Pourquoi les entreprises passent-elles par Upwork pour recruter ? Pour ajuster leurs coûts, rechercher des ressources peu chères ?
Très clairement, les entreprises cherchent à accéder aux meilleures compétences, où qu’elles soient. Quand on pense aujourd’hui à certaines compétences rares – en Intelligence Artificielle par exemple, on comprend bien qu’il y a de grandes chances qu’elles ne se trouvent pas dans leur proximité immédiate. La flexibilité, la capacité à augmenter ou diminuer rapidement leurs équipes est aussi un objectif. Sur certains métiers, en particulier le marketing ou la communication, le recours aux free-lances est en train de se généraliser.
Vers quel monde du travail allons-nous ? Certains parlent d’ « entreprise ouverte »…

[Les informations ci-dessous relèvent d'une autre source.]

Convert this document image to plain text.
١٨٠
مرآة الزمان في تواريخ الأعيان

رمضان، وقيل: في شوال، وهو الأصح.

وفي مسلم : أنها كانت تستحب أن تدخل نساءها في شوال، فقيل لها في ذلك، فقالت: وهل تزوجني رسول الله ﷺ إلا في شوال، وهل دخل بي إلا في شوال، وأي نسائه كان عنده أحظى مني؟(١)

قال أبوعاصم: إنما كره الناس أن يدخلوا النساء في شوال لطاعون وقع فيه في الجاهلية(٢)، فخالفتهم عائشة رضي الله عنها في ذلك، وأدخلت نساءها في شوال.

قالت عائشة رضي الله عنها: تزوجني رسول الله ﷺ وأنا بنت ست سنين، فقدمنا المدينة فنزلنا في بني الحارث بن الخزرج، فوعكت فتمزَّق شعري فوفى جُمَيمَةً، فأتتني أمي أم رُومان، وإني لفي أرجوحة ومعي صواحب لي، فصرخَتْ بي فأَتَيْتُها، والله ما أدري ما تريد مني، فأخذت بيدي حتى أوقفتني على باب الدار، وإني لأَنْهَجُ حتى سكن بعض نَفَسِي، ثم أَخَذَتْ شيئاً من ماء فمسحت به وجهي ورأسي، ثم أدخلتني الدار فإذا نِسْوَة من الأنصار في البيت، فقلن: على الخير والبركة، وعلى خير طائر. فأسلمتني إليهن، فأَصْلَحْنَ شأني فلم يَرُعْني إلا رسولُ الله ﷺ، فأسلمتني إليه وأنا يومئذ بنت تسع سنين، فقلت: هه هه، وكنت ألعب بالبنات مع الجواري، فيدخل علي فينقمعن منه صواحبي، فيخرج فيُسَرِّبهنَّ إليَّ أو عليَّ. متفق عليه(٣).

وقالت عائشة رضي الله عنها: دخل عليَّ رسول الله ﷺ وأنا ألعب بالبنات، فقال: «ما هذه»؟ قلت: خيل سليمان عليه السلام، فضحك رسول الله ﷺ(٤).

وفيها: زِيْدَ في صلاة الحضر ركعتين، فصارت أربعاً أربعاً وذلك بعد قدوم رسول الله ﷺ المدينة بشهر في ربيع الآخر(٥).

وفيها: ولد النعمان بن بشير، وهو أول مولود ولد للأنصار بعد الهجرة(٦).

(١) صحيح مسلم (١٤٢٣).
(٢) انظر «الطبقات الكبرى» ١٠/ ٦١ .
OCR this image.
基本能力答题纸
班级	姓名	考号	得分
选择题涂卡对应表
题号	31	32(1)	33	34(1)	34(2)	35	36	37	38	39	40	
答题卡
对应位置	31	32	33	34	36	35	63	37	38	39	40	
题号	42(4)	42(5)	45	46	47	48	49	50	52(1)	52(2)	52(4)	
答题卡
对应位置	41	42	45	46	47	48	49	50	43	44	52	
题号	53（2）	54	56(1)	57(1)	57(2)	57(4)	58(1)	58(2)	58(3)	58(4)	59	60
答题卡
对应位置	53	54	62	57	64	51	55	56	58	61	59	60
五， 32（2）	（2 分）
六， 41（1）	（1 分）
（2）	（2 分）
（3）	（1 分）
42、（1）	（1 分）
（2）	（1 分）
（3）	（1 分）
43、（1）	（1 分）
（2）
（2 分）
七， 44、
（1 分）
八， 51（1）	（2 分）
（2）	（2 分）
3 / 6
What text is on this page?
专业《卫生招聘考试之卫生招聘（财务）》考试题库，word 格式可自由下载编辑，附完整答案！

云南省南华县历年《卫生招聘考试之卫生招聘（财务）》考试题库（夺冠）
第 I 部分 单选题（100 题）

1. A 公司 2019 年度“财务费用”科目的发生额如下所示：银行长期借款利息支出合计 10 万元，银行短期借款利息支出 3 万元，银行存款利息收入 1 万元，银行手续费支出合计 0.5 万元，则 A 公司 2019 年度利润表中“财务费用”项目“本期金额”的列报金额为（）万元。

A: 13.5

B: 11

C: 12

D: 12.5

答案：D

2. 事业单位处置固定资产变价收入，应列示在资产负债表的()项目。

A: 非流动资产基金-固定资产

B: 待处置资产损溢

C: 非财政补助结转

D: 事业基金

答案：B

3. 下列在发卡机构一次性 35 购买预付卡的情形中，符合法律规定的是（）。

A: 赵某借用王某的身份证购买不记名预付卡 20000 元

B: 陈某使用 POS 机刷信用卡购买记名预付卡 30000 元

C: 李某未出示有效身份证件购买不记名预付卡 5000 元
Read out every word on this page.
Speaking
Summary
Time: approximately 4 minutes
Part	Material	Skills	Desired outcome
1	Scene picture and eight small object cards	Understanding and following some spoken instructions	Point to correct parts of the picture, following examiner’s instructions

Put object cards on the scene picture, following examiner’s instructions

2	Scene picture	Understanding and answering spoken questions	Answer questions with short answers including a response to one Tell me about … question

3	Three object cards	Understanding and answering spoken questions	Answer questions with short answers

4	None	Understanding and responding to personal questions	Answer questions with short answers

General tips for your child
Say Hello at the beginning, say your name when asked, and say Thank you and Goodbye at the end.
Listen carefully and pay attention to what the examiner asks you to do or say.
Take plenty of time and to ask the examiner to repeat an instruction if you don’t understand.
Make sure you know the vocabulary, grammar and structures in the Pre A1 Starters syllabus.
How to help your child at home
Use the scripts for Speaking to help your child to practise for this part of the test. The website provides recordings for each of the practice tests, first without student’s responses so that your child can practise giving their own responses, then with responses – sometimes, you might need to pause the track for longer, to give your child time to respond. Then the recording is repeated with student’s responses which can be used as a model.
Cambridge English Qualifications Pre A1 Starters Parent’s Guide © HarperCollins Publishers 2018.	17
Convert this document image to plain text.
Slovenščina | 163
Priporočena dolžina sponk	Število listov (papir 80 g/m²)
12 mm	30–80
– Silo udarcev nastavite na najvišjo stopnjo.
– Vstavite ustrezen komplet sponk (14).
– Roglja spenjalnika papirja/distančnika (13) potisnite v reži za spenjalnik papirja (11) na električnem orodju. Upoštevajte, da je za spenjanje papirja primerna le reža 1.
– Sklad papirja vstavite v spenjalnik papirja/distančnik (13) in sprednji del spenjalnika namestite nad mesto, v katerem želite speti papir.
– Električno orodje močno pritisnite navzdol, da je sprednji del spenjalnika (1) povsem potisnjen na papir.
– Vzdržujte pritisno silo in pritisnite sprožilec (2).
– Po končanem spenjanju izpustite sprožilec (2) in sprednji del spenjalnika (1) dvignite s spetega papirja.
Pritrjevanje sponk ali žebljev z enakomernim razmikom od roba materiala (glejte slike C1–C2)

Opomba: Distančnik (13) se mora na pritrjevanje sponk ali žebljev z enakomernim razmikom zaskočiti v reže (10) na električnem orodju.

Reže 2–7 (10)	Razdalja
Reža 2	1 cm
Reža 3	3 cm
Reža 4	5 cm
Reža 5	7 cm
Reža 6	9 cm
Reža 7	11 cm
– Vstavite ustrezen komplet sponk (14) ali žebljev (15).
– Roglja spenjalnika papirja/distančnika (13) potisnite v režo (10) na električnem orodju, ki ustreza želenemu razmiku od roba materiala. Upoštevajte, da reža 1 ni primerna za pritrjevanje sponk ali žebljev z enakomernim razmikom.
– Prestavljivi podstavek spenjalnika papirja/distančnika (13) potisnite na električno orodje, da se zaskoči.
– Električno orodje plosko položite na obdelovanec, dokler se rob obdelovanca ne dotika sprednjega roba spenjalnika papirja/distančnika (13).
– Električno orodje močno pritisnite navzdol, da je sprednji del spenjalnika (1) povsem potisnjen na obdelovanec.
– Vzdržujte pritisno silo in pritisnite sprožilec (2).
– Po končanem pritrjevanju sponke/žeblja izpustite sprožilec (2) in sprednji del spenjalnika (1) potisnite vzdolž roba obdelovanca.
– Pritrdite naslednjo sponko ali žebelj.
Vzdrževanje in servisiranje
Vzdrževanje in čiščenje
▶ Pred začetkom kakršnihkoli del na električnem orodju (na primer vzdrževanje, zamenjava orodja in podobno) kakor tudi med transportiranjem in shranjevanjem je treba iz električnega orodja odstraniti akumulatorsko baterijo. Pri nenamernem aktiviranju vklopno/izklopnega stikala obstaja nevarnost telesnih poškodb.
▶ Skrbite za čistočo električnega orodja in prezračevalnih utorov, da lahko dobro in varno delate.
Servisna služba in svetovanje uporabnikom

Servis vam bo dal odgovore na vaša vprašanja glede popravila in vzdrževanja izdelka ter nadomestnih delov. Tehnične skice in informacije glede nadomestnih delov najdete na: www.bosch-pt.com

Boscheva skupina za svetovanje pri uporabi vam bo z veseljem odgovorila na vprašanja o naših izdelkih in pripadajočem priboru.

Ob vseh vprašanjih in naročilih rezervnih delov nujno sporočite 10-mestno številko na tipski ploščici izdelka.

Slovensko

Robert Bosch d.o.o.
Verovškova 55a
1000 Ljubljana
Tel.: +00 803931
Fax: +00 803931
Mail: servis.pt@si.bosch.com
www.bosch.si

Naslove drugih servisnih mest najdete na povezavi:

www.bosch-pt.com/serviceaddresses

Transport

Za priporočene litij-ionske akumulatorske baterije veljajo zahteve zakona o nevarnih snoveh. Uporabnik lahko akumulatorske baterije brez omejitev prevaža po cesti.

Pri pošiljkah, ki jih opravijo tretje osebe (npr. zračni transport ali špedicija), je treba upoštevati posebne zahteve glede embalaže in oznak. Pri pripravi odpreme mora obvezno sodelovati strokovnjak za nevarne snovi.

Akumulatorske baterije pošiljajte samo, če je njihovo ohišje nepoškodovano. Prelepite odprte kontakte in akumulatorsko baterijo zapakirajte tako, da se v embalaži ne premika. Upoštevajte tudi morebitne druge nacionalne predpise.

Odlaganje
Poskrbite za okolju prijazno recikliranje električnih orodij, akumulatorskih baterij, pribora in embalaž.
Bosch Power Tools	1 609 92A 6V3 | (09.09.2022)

Nous allons vers un monde où le « free-lancing » sera reconnu comme un pan de l’économie à part entière, et où la vision de l’emploi aura été véritablement bouleversée. N’oublions pas que cette nouvelle organisation du travail, loin de l’uberisation permet de maintenir une activité dans des zones géographiques où les entreprises sont absentes. McKinsey Global Institute estime que 2700 milliards dollars sont générés grâce aux plateformes qui connectent des entreprises avec des free-lances. Non seulement les free-lances signent des contrats, mais il y a un effet d’amplification sur l’économie locale, puisqu’ils consomment sur place, envoient leurs enfants à l’école, et contribuent au développement économique en dehors des grandes villes.